Merchants need asynchronous status updates. Webhook delivery must be reliable — lost notifications mean merchants and customers don’t know if a payment succeeded:

@dataclass
class WebhookDelivery:
    delivery_id: str
    payment_id: str
    merchant_id: str
    url: str
    payload: dict
    
    # Delivery tracking
    attempt_count: int = 0
    max_attempts: int = 15
    next_attempt_at: datetime = field(default_factory=datetime.utcnow)
    last_response_code: int = 0
    status: str = "pending"  # "pending", "delivered", "failed", "expired"
    
    # Retry schedule: exponential backoff with jitter
    # Attempts at: 0s, 30s, 1m, 5m, 15m, 30m, 1h, 2h, 4h, 8h, 12h, 24h, 48h, 72h
    RETRY_DELAYS = [
        0, 30, 60, 300, 900, 1800, 3600, 7200,
        14400, 28800, 43200, 86400, 172800, 259200
    ]
    
    def compute_next_retry(self) -> datetime:
        """
        Compute the next retry time using exponential backoff.
        
        The schedule delivers 15 attempts over 72 hours. After that,
        the webhook is marked as failed and the merchant must poll.
        """
        if self.attempt_count >= len(self.RETRY_DELAYS):
            self.status = "failed"
            return self.next_attempt_at
        
        delay = self.RETRY_DELAYS[self.attempt_count]
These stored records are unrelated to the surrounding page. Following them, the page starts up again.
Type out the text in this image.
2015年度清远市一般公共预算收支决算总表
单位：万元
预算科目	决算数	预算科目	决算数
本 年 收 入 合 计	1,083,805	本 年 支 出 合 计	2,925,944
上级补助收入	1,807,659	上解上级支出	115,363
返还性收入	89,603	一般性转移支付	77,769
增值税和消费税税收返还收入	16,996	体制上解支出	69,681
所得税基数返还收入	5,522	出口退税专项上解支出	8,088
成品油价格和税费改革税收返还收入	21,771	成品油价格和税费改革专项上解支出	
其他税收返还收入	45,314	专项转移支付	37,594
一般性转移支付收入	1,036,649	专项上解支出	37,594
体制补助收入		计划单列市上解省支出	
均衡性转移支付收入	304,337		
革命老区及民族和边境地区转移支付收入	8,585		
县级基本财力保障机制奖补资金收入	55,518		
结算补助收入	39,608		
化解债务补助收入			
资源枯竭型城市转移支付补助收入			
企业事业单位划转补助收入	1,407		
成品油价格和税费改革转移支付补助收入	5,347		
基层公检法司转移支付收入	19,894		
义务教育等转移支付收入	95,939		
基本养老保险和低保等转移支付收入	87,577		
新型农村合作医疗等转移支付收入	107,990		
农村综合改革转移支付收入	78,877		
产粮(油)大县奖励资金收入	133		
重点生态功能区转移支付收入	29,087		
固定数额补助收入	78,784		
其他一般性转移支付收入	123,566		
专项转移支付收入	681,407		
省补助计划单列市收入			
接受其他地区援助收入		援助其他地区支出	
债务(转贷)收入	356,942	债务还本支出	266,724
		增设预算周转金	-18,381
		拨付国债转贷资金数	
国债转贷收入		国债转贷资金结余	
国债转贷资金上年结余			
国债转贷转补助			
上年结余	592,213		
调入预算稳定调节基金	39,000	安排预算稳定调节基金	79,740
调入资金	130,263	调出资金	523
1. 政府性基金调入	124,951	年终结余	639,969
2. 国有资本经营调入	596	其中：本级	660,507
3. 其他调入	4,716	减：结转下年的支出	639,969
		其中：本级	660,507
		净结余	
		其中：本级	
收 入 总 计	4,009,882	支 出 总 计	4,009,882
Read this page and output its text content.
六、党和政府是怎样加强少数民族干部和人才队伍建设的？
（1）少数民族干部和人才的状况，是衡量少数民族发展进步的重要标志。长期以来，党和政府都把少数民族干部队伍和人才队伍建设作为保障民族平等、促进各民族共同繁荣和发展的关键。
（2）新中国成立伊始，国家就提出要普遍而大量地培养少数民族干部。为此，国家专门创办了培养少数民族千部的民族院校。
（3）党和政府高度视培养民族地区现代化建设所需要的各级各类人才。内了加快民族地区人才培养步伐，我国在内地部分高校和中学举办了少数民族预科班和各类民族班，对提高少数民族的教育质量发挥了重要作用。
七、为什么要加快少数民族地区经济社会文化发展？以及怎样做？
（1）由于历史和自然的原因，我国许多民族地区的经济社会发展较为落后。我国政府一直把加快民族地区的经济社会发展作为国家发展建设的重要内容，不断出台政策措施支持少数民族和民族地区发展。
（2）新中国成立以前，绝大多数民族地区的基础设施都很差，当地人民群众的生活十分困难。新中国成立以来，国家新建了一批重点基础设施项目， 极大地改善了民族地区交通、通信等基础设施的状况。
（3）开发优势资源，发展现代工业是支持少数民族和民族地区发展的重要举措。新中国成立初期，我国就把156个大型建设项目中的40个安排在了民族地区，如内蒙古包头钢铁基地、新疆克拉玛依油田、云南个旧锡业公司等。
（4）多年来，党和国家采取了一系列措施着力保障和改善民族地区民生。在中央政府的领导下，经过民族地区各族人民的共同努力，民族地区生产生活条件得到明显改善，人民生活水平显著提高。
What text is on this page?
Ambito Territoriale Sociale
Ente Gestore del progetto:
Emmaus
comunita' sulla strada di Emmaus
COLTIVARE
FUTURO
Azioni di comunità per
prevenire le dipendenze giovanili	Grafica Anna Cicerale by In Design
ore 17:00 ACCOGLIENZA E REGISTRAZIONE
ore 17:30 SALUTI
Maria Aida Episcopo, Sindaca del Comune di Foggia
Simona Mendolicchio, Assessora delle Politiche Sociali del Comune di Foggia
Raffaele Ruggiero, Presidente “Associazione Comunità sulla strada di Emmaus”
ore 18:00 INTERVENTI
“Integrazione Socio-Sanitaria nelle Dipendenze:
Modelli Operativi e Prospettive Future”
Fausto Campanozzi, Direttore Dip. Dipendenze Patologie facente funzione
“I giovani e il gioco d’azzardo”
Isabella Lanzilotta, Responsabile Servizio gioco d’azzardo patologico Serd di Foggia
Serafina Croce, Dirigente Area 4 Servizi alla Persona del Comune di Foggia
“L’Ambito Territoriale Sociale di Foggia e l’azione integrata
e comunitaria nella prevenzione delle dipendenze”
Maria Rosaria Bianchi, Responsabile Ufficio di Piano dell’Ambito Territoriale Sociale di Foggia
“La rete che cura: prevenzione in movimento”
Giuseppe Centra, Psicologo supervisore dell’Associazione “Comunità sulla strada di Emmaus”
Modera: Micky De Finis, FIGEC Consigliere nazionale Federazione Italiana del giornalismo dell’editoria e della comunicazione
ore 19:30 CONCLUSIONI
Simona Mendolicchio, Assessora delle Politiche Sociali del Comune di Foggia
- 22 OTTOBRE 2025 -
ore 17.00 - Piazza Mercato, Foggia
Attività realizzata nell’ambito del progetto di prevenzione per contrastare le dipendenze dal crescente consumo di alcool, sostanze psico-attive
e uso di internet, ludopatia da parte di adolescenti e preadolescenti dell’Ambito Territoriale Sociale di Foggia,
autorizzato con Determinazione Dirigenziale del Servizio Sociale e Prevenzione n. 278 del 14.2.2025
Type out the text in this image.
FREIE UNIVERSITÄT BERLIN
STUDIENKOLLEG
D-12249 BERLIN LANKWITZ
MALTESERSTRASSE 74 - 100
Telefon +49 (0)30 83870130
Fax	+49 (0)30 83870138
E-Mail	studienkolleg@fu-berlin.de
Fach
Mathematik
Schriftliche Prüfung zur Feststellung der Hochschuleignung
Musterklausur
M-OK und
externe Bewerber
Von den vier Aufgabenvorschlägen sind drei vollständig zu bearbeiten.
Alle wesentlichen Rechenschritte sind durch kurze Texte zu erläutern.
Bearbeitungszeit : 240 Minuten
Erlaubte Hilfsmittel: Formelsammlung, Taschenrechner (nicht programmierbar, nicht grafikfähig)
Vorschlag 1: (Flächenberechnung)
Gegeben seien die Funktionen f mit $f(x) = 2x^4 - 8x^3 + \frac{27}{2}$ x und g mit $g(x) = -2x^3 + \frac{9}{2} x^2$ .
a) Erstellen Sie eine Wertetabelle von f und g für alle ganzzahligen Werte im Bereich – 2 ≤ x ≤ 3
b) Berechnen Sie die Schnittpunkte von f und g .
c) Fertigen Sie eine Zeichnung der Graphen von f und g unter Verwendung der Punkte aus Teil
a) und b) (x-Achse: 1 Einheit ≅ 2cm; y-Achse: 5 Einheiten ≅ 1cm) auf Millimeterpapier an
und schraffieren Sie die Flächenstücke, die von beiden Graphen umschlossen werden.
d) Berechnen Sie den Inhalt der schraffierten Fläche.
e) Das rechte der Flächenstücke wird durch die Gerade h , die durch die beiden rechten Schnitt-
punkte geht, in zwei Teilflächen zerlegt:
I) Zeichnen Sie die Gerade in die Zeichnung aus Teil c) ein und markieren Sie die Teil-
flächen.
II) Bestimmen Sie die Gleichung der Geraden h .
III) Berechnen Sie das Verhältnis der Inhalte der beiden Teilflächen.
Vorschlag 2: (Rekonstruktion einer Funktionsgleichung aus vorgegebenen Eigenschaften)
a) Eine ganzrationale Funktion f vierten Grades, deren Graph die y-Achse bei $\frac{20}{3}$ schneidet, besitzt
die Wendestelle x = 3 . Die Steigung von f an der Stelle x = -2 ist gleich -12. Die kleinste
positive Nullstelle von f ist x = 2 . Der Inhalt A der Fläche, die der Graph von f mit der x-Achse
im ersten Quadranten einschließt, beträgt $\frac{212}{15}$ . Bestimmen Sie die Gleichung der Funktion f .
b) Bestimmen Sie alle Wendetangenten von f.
        # Add jitter (±10%) to prevent thundering herd
        import random
        jitter = delay * random.uniform(-0.1, 0.1)
        
        return datetime.utcnow() + timedelta(seconds=delay + jitter)

A payment gateway is ultimately a state machine with money attached. Every decision — retry strategy, timeout value, failover logic — has financial consequences. A 30-second timeout that’s too long means the merchant’s customer waits unnecessarily. A timeout that’s too short means a legitimate authorization is abandoned and the card is charged without the merchant knowing. The state machine enforces invariants that prevent financial inconsistencies, and the audit trail ensures every penny can be accounted for.